With updated answers:
Essay Question 6. [24 points]
D has lived in New York City all her life. In the fall of 2008, at the age of 21, she moved to Massachusetts to go to law school. At the beginning of her second year of law school, in the fall of 2009, she interviewed only with firms located in New York, although she did not get any offers. In the fall of 2009, soon after her interviews, she was driving a rental car while on vacation in California when she ran into a car driven by P, a domiciliary of Massachusetts. A month after the accident, P sued D under California negligence law in the Federal District Court for the District of Massachusetts, for $100,000 in damages for his injuries in the accident. D was served while she was visiting her parents in New York City. D makes a preanswer motion to dismiss for lack of personal jurisdiction, subject matter jurisdiction, and improper venue. Will her motion succeed and why or why not?
The following (in italics) would be an ideal answer to this relatively easy question:
Let us begin with subject matter jurisdiction. Here D’s motion should probably fail. The amount in controversy is likely met, since P is asking for $100,000 (and we have no reason to believe the St. Paul Mercury standard is not satisfied). The real question is whether D is diverse from P, who is a citizen of Massachusetts. D has a New York domicile until she establishes a new one. A new domicile is established through presence in a state conjoined with the intention of remaining there for the indefinite future and making it one's home. We do not have sufficient evidence that D intends to remain in Massachusetts after graduation from law school to conclude that she has established a Massachusetts domicile. Indeed, the fact that she interviewed only with New York firms is evidence that she does not intend to remain in Massachusetts. The fact that she did not get a job in New York does not really matter. The question is not whether she intends to return to New York – the question is only whether she intends to remain in Massachusetts and make it her home. If she does not (for example because she’ll go wherever she can get a job), then she arguably retains the New York domicile and there is diversity. [Here you should have taken a stand on the issue.]
Now for personal jurisdiction. Under FRCP 4(k)(1)(A), the federal court in Massachusetts will have PJ only if a state court in Massachusetts would. We do not know about Massachusetts law on PJ, so all we can consider is the 14th Amendment. There is no specific PJ, because no contact between D and Mass is related to the cause of action (which arose in CA). So we must rely on general PJ. Tagging will not work because D was tagged in NY. A traditional source of general PJ over individuals is domicile, but, as we have seen, D is probably domiciled in NY. Does that mean that there is no PJ over D is Mass? This would be odd given that D resides in Mass at least 9 months out of the year and will continue to do so for at least one more year. Shouldn’t residence of this sort be sufficient for general PJ? After all, this would seem to be the sort of substantial continuous contacts necessary for general PJ under Int’l Shoe. The question of whether residence could establish general PJ was not discussed in class. [Here you should take a stand on this issue.]
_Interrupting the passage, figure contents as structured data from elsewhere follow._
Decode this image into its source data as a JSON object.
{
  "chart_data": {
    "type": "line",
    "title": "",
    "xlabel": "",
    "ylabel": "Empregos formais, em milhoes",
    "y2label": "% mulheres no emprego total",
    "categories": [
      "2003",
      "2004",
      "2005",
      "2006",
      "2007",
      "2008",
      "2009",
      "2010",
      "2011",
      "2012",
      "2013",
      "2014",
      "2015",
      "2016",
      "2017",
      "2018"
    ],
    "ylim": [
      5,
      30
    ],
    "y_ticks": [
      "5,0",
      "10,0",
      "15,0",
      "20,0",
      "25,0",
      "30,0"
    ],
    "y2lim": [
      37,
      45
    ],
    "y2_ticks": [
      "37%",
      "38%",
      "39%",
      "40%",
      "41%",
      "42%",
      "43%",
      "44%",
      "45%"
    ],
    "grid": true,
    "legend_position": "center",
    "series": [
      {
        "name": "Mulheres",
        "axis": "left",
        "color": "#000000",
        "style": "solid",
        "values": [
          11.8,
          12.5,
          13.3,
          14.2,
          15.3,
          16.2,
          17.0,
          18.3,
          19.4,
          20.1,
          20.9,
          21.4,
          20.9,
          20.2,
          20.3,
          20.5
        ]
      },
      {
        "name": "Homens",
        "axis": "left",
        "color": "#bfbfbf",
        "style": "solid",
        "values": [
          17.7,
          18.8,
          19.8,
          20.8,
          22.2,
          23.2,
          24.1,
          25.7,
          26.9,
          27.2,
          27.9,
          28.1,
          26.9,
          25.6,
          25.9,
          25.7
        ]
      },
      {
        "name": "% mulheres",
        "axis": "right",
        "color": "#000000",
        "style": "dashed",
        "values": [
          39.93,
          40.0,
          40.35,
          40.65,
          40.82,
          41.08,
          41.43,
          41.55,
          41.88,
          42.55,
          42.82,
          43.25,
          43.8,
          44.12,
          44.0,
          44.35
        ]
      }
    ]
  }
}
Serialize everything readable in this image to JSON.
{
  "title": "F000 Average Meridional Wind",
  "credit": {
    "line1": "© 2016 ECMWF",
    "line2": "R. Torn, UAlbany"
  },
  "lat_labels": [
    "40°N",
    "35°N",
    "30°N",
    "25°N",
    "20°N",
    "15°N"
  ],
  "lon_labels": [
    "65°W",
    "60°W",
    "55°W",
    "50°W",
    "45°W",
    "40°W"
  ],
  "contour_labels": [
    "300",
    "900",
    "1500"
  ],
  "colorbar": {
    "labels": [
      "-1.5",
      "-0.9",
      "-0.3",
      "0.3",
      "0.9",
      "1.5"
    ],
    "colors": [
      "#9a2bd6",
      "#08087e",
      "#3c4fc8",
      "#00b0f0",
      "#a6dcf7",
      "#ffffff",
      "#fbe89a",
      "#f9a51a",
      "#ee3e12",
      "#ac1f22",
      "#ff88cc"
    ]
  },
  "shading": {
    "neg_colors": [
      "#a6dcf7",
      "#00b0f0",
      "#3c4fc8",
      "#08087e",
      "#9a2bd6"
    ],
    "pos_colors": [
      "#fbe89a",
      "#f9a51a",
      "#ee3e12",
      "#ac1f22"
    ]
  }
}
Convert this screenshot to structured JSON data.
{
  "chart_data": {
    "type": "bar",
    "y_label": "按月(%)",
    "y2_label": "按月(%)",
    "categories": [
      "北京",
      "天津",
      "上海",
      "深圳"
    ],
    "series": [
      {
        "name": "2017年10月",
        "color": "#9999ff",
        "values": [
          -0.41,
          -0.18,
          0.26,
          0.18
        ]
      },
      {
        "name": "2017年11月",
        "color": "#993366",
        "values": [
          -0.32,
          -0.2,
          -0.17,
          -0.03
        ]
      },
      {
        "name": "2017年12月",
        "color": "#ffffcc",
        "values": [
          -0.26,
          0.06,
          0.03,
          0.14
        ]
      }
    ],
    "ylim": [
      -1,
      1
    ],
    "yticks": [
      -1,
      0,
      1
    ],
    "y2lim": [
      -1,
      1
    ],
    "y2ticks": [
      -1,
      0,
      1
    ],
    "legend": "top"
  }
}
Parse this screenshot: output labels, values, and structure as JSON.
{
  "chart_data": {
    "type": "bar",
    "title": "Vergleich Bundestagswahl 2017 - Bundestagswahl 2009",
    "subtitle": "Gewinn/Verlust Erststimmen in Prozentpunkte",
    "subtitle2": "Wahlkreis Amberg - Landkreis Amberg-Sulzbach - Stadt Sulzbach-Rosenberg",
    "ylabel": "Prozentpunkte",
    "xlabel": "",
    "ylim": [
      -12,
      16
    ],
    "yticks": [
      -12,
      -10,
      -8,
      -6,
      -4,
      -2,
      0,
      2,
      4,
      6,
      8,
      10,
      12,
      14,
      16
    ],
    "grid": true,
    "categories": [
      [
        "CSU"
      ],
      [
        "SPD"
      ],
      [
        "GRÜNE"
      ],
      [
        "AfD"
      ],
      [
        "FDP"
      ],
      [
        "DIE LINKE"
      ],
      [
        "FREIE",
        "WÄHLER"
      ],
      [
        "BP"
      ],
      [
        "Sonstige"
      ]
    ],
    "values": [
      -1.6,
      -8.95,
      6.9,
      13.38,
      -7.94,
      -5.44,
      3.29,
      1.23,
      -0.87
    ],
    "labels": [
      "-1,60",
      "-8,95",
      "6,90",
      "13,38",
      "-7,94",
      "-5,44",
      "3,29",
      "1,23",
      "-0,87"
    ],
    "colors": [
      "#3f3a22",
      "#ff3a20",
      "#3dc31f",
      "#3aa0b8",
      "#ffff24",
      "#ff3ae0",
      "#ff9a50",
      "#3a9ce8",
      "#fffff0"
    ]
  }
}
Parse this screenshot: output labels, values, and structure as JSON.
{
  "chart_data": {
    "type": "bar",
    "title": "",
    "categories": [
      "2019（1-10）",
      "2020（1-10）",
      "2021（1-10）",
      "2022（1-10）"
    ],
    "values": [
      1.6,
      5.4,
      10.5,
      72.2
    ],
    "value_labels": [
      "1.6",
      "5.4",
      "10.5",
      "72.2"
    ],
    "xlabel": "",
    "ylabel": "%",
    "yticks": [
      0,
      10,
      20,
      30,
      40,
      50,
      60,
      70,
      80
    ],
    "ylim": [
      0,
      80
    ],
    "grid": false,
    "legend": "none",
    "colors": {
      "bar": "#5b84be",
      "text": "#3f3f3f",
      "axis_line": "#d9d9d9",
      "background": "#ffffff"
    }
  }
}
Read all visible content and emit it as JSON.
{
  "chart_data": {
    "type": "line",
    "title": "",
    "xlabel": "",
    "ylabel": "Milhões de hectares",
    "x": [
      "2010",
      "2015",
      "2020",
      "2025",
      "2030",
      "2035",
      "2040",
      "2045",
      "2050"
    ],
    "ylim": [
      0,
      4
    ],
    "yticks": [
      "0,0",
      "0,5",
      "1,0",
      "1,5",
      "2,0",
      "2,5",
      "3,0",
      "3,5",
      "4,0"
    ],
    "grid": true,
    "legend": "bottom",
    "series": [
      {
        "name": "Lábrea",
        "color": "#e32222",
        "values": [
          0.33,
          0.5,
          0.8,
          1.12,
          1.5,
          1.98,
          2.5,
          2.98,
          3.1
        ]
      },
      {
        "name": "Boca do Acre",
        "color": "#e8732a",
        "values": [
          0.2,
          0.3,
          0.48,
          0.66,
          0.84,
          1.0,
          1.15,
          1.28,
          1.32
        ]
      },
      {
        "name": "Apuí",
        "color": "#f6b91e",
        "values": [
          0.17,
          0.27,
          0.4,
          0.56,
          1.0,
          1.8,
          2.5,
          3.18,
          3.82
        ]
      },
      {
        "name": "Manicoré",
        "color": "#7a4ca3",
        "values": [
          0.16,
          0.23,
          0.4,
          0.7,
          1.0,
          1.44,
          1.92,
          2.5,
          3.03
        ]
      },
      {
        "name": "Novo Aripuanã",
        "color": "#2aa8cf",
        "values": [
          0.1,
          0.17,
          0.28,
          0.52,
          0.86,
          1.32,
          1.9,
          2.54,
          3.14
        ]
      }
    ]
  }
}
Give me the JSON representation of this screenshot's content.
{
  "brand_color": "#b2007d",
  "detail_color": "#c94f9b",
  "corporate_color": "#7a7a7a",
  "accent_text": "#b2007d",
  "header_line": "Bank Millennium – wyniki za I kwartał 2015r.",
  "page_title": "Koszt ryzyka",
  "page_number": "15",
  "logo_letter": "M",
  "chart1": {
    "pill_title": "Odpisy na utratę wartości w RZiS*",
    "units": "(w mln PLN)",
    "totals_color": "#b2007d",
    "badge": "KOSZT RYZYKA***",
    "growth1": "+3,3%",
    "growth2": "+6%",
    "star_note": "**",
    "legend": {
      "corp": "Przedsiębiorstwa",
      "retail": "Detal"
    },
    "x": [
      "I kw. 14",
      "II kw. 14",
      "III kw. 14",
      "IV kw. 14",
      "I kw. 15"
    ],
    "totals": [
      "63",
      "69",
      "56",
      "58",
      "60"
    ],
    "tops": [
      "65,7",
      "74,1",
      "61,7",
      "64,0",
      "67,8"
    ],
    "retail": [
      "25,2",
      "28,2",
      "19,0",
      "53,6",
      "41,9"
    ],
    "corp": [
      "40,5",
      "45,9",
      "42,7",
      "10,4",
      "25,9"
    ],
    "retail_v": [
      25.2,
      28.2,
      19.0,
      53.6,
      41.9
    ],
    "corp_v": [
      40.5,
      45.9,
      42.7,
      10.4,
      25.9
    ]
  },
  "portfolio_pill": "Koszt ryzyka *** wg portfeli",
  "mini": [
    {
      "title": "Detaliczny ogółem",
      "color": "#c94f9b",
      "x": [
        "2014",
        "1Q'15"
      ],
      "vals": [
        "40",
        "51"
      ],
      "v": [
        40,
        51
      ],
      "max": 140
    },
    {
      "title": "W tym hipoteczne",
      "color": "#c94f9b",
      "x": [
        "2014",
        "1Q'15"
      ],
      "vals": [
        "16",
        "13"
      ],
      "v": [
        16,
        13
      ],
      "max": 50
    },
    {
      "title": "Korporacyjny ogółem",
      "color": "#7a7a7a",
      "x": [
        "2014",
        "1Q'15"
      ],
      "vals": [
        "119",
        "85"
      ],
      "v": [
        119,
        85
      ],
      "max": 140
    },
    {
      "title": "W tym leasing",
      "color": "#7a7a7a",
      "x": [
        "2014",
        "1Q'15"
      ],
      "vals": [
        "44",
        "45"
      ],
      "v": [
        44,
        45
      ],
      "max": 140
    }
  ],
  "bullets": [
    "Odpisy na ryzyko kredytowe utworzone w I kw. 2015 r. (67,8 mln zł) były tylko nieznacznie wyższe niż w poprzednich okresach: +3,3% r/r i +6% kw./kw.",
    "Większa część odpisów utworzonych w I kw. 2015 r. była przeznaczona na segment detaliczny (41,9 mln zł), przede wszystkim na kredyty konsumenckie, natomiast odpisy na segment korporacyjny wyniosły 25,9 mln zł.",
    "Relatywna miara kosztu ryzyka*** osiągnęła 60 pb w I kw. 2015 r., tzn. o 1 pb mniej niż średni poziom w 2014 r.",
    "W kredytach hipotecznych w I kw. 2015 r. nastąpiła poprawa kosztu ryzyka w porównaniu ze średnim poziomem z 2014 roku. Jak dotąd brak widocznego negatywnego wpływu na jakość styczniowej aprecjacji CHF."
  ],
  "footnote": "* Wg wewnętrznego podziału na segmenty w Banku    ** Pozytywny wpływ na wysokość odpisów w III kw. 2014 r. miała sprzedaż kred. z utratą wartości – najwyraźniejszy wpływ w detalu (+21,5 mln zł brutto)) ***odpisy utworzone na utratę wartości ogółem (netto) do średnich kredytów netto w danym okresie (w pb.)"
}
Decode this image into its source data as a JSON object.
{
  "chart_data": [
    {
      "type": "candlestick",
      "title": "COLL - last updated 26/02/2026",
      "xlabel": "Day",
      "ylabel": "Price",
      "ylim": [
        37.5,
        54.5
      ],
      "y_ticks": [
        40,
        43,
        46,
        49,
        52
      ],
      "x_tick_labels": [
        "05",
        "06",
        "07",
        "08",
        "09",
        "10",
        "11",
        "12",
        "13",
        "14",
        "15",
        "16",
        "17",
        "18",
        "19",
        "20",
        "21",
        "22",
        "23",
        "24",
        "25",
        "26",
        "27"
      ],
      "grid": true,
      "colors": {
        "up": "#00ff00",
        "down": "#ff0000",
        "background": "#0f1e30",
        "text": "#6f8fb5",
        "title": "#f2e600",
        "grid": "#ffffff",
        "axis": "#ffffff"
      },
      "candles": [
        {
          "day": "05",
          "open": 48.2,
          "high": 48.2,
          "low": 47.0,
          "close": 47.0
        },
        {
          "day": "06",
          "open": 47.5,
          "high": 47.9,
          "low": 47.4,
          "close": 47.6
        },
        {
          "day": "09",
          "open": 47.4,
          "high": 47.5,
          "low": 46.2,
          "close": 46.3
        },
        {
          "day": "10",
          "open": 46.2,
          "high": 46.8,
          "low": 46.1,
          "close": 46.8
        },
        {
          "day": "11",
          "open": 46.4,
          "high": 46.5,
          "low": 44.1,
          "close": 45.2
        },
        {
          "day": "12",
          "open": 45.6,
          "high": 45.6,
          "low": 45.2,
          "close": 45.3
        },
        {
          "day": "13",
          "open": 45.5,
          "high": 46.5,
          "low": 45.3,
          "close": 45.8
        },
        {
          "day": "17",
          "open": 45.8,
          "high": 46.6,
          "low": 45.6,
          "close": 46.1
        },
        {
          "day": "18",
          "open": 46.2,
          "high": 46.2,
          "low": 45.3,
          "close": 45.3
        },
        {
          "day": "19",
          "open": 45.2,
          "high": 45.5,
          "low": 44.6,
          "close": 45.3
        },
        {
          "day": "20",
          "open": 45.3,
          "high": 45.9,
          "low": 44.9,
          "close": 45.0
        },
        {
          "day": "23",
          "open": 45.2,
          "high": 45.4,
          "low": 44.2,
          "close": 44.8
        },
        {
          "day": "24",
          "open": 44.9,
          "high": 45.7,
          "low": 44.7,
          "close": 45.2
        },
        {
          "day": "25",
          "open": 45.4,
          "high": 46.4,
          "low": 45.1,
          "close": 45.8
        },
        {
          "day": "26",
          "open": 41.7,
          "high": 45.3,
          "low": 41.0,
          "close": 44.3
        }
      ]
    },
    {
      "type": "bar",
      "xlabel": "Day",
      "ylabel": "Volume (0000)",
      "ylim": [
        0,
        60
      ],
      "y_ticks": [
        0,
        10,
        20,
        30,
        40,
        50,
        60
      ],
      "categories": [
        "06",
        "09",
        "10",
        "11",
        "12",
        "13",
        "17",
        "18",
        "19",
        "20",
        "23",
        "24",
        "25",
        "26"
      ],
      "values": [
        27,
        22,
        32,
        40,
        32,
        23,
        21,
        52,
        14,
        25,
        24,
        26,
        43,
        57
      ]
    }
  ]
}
Finally venue. No substantial part of the events or omissions giving rise to the claim occurred in the District of Mass, so transactional venue is not available. Could one argue that venue is appropriate because D resides in the District of Mass, thus satisfying 1391(b)(1)? No, because under 1391(c)(1) (as changed by the Clarification Act) residence in 1391 means domicile (for individuals). Thus there would be no venue in the district.
SMJ. Many of you treated the question of New York domicile to depend upon whether D intended to return to NY. The real question was whether D intended to remain in Mass and make it her home, since, in the absence of such an intent, D would retain her NY domicile even if she did not intend to return to NY.
PJ. Some simply said that because the domicile was NY there was no general PJ, ignoring the question of whether there should be general PJ under a novel theory based on residence.
Venue. The biggest mistake here was to rely upon the fallback provision in 1391(b)(3) once you concluded that there was no venue under 1391(b)(1) or (b)(2). The fallback provision is applicable only if there is no other district that has venue. But there clearly is – for example, the district in Cal. where the car accident arose.